2002年から部分的に稼動を始め、06年6月に完成した「首都圏外郭放水路」は、13年3月までになんと73回にもわたって洪水を調整! 私たちのしらないところで、流域の浸水被害を大幅に軽減してくれていたのです!
最新技術が壮大なスケールで集結
国道16号の地下約50mに建設された「首都圏外郭放水路」ですが、最先端の土木技術の粋を集めて造られただけあり、そのスケールも壮大!
- 水を取り込む5本の立坑……直径30m×深さ70m(スペースシャトルや自由の女神がすっぽり入るサイズ!)
- 各施設をつなぐ地底トンネル……直径10m×長さ6.3km
- 水を貯めておく調整水槽……幅78m×長さ177m(サッカーグラウンドくらいの広さ!)
- 調整水槽に立つ柱……重さ500t、高さ18mの柱が59本!
- 江戸川への排水……毎秒200立方m(25mのプール1杯分!)
一部をあげただけでも、想像がつかない壮大な規模であることがわかると思います。
地下にあるため、ふだん目にすることはありませんが、日本が世界に誇る最先端の土木技術を結集して建設・管理され、文字通り縁の下の力持ちとして日々、私たちの安全な暮らしを守るために奮闘してくれているのです。
余談ですが、「地下神殿」の異名を持つ巨大な調整水槽は、どこか荘厳な雰囲気も漂う空間。

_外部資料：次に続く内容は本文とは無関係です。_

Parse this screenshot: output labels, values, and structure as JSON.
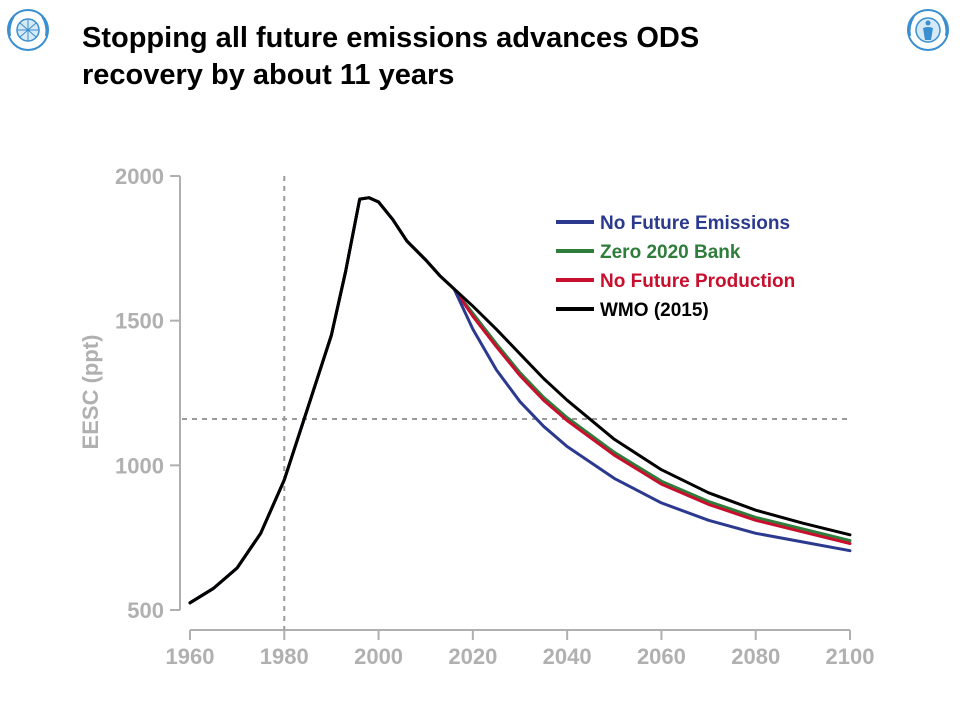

特撮ものやヒーローものをはじめとするドラマや映画などのロケにもよく使われているそうです。
春休みももうすぐ! ぜひ見学に行ってみよう
個々の水害への備えももちろん大切ですが、こういった設備はとても心強いですね。
「首都圏外郭放水路」は平日(火曜〜金曜)のみ・小学生以上に限られますが、見学することができます。
また、この施設や洪水について学べるミュージアムも併設し、こちらは月曜と年末年始をのぞいて毎日、見学することができます。お子さんがいる方は、春休みのお出かけ先候補に加えてみてはいかがでしょうか。